Das bereits 1978 vom damaligen NASA-Berater und Forscher Dr. Donald J. Kessler gezeichnete besorgniserregende Szenarium ist Realität geworden, und trägt, wie man erkennen kann, genau den Namen des Forschers (d. h. KESSLER-EFFEKT bzw. KESSLER-SYNDROM).

Heute ist das Volumen von Weltraumtrümmern in einer „niedrigen Umlaufbahn” um die Erde immer schwerer in den Griff zu bekommen, da die im Umlauf befindlichen Objekte selbst mehrmals miteinander kollidieren und eine echte “Kettenreaktion” erzeugen, so dass die Gefahr besteht, dass das Volumen der Trümmer zu weiteren Aufprallen führt. (Man spricht vom sogenannten Kaskaden- oder Domino-Effekt).
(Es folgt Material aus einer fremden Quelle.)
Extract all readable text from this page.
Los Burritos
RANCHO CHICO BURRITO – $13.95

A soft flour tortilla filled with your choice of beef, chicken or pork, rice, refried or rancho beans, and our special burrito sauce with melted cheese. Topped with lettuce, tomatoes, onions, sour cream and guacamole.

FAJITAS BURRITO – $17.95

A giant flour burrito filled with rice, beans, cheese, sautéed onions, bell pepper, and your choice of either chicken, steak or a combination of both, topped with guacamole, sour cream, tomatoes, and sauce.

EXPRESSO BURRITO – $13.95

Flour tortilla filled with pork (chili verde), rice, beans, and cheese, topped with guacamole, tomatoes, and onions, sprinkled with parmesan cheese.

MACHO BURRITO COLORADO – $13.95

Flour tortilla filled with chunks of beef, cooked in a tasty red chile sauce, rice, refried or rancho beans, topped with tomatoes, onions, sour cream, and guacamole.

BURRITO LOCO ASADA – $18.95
Die relative Geschwindigkeit der umkreisenden Objekte erreicht bis zu 16 km/s, während die kinetische Energie, die durch die Kollision zweier Objekte mit einer größeren Masse erzeugt wird, eine wahre Trümmerwolke bildet, die sich in verrückte, sich in zufällige Richtungen verteilende Schrapnells verwandelt.

So ist es leicht verständlich, dass jedes einzelne Fragment deshalb eine Bedrohung darstellt, da es durch den Aufprall bereits vorhandener Fragmente mehr Weltraummüll verursachen kann – ganz zu schweigen von mehr Kollisionen zwischen Raumstationen.

Vermeidungsmanöver

Enge Begegnungen im Weltraum zwischen diesen Objekten sind Physikern, Wissenschaftlern sowie Luft- und Raumfahrtingenieuren lange im Voraus bekannt, so dass genügend Zeit zur Verfügung steht, um die Umlaufbahn von ISS (Internationaler Raumstation) oder Satelliten auch nur leicht zu verschieben (modifizieren): Hier handelt es sich um eine Ausweichaktion, die als Trümmervermeidungsmanöver bekannt ist. (HINWEIS: Bedenken Sie, dass die ISS zwischen 1999 und 2020 immerhin 29 Vermeidungsmanöver durchgeführt hat).

Gelegentlich sind die Tracking-Daten jedoch nicht genau genug, um ein solches Manöver zu rechtfertigen. Leider kann, wenn auch nur selten, ein nahes Vorbeifliegen nicht in Echtzeit erkannt werden, und daher bleibt nicht genügend Zeit, um ein solches Manöver durchzuführen. In solchen Fällen können sich die internationalen Kontrollzentren auf der Erde darauf einigen, dass die beste vorbeugende Maßnahme beispielsweise darin besteht, die Besatzung auf ein russisches oder ein US-Raumfahrzeug zu transferieren. (Raumfahrzeuge werden oft verwendet, um Astronauten und Fracht zu anderen Weltraummodulen zu transportieren).

Trümmervermeidungsmanöver hängen im Wesentlichen von Richtlinien ab, die aufgrund ihrer flachen, rechteckigen Form, wie der einer Schachtel, die um das Raumschiff gezogen wird, eine imaginäre Box zeichnen, die als “Pizza-Box” bekannt ist. Diese Schachtel ist etwa 2,5 Meilen tief, 30 Meilen breit und 30 Meilen lang (4 x 50 x 50 Kilometer), wobei das Raumschiff in der Mitte platziert ist. Wenn Vorhersagen darauf hindeuten, dass ein abgeschiedenes Objekt in unmittelbarer Nähe passieren wird, um eine Alarmsituation auszulösen, und die Qualität der Tracking-Daten als ausreichend genau angesehen wird, arbeiten die Missionskontrollzentren in Houston und Moskau gleichzeitig zusammen, um eine umsichtige Vorgehensweise zu entwickeln.

Erkunden Sie die interaktive Weltraummüll-Karte der NASA, welche die aktuelle Situation zeigt.